Rich Kennedy wrote:
: Those who dislike war films and war in general will quite possibly like this film more
: than others.
I'm planning on seeing it with a friend from church tomorrow, and he told me today that both Lee Marvin and Sam Fuller were war vets, which certainly ought to make this film interesting.
I have never seen a film DIRECTED by Sam Fuller, though I HAVE seen at least one film in which he co-starred, namely that modernized version of the Ruth story directed by
Amos Gitai. (Interestingly enough, Gitai's own war film
Kippur has been compared to Fuller's work, I believe.) But one anecdote about Fuller that I've long remembered, and which is perfectly appropriate for this thread, is this bit from
Jonathan Rosenbaum's review of
Saving Private Ryan and
Small Soldiers:[indent]I'll never forget escorting the late Samuel Fuller, the much-decorated World War II hero and maverick filmmaker, to a multiplex screening of
Full Metal Jacket, along with another critic, Bill Krohn, 11 years ago. Though Fuller courteously stayed with us to the end, he declared afterward that as far as he was concerned, it was another goddamn recruiting film -- that teenage boys who went to see Kubrick's picture with their girlfriends would come out thinking that wartime combat was neat. Krohn and I were both somewhat flabbergasted by his response at the time, but in hindsight I think his point was irrefutable.
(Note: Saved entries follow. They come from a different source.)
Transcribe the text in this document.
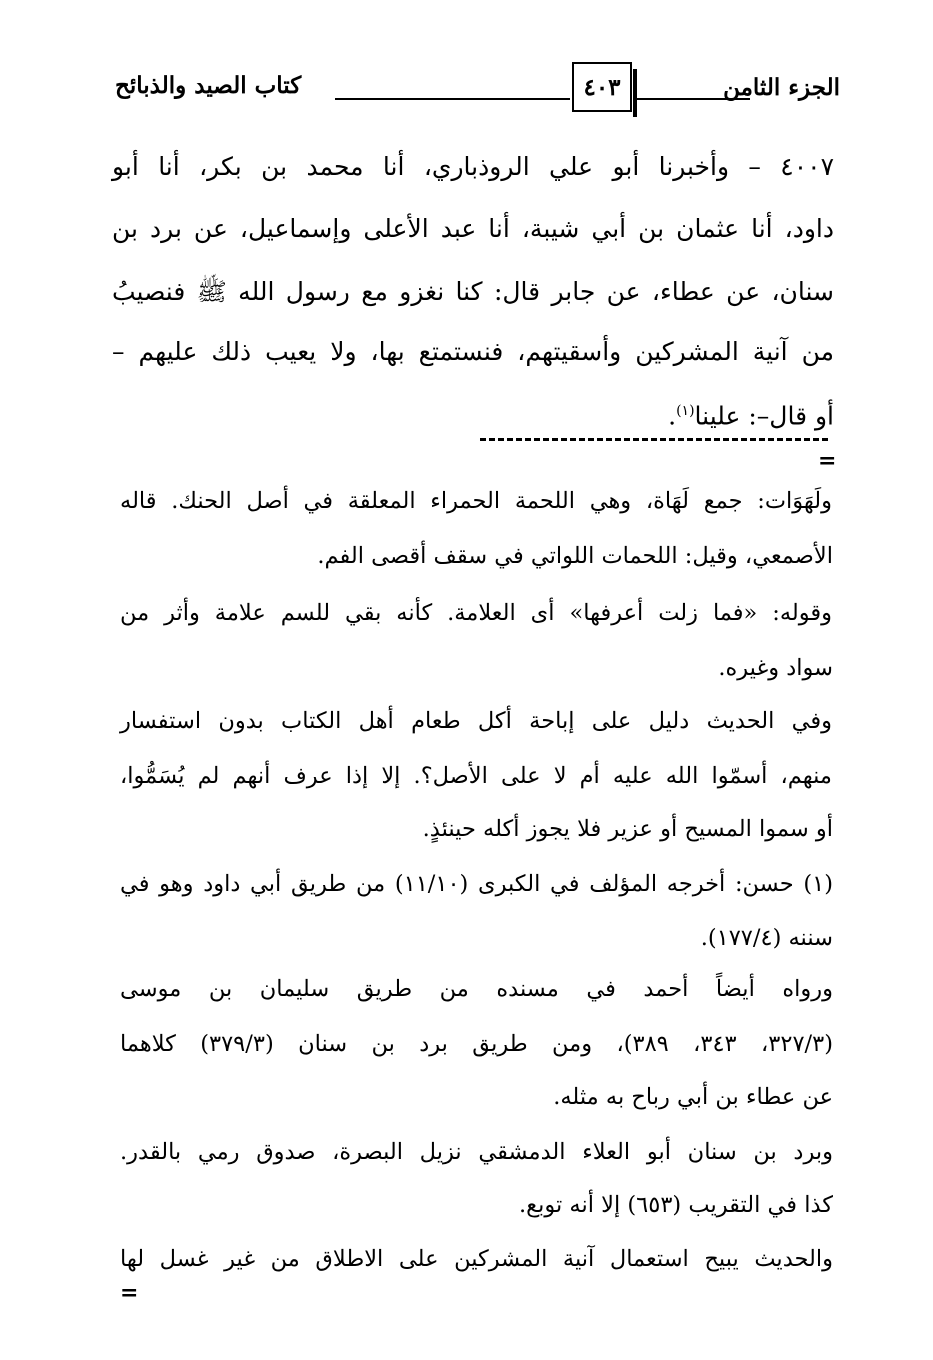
كتاب الصيد والذبائح	٤٠٣	الجزء الثامن
٤٠٠٧ – وأخبرنا أبو علي الروذباري، أنا محمد بن بكر، أنا أبو
داود، أنا عثمان بن أبي شيبة، أنا عبد الأعلى وإسماعيل، عن برد بن
سنان، عن عطاء، عن جابر قال: كنا نغزو مع رسول الله ﷺ فنصيبُ
من آنية المشركين وأسقيتهم، فنستمتع بها، ولا يعيب ذلك عليهم –
أو قال–: علينا$^{(١)}$.
=
ولَهَوَات: جمع لَهَاة، وهي اللحمة الحمراء المعلقة في أصل الحنك. قاله
الأصمعي، وقيل: اللحمات اللواتي في سقف أقصى الفم.
وقوله: «فما زلت أعرفها» أى العلامة. كأنه بقي للسم علامة وأثر من
سواد وغيره.
وفي الحديث دليل على إباحة أكل طعام أهل الكتاب بدون استفسار
منهم، أسمّوا الله عليه أم لا على الأصل؟. إلا إذا عرف أنهم لم يُسَمُّوا،
أو سموا المسيح أو عزير فلا يجوز أكله حينئذٍ.
(١) حسن: أخرجه المؤلف في الكبرى (١١/١٠) من طريق أبي داود وهو في
سننه (١٧٧/٤).
ورواه أيضاً أحمد في مسنده من طريق سليمان بن موسى
(٣٢٧/٣، ٣٤٣، ٣٨٩)، ومن طريق برد بن سنان (٣٧٩/٣) كلاهما
عن عطاء بن أبي رباح به مثله.
وبرد بن سنان أبو العلاء الدمشقي نزيل البصرة، صدوق رمي بالقدر.
كذا في التقريب (٦٥٣) إلا أنه توبع.
والحديث يبيح استعمال آنية المشركين على الاطلاق من غير غسل لها
=
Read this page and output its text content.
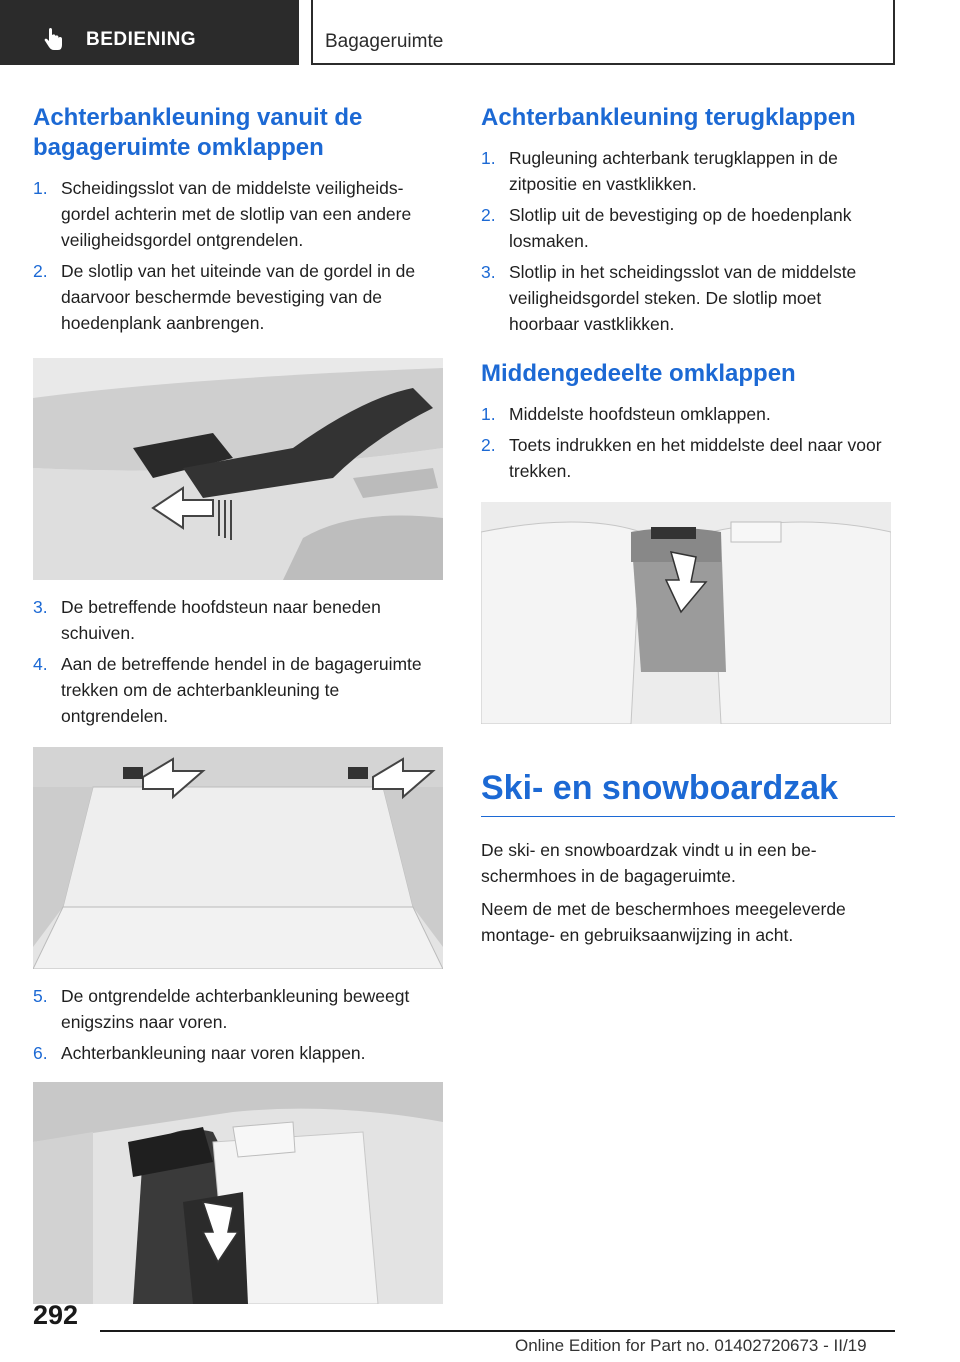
BEDIENING	Bagageruimte
Achterbankleuning vanuit de bagageruimte omklappen
1. Scheidingsslot van de middelste veiligheidsgordel achterin met de slotlip van een andere veiligheidsgordel ontgrendelen.
2. De slotlip van het uiteinde van de gordel in de daarvoor beschermde bevestiging van de hoedenplank aanbrengen.
3. De betreffende hoofdsteun naar beneden schuiven.
4. Aan de betreffende hendel in de bagageruimte trekken om de achterbankleuning te ontgrendelen.
5. De ontgrendelde achterbankleuning beweegt enigszins naar voren.
6. Achterbankleuning naar voren klappen.
Achterbankleuning terugklappen
1. Rugleuning achterbank terugklappen in de zitpositie en vastklikken.
2. Slotlip uit de bevestiging op de hoedenplank losmaken.
3. Slotlip in het scheidingsslot van de middelste veiligheidsgordel steken. De slotlip moet hoorbaar vastklikken.
Middengedeelte omklappen
1. Middelste hoofdsteun omklappen.
2. Toets indrukken en het middelste deel naar voor trekken.
Ski- en snowboardzak

De ski- en snowboardzak vindt u in een beschermhoes in de bagageruimte.

Neem de met de beschermhoes meegeleverde montage- en gebruiksaanwijzing in acht.

292
Online Edition for Part no. 01402720673 - II/19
There are still legitimate reasons for defending
Full Metal Jacket -- as a radical statement about what conditioning does to intelligence and personality, as a meditation about what the denial of femininity does to masculine definitions of civilization, as a deeply disturbing experiment in sprung and unsprung narrative, and perhaps as other things as well. But as a piece of propaganda against warfare, it's specious, providing one more link in an endless chain of generic macho self-deceptions on the subject.[/indent]As you can imagine, I am very curious to see what a war movie is like when it is made by someone who thinks Kubrick made a "recruiting film," of all things!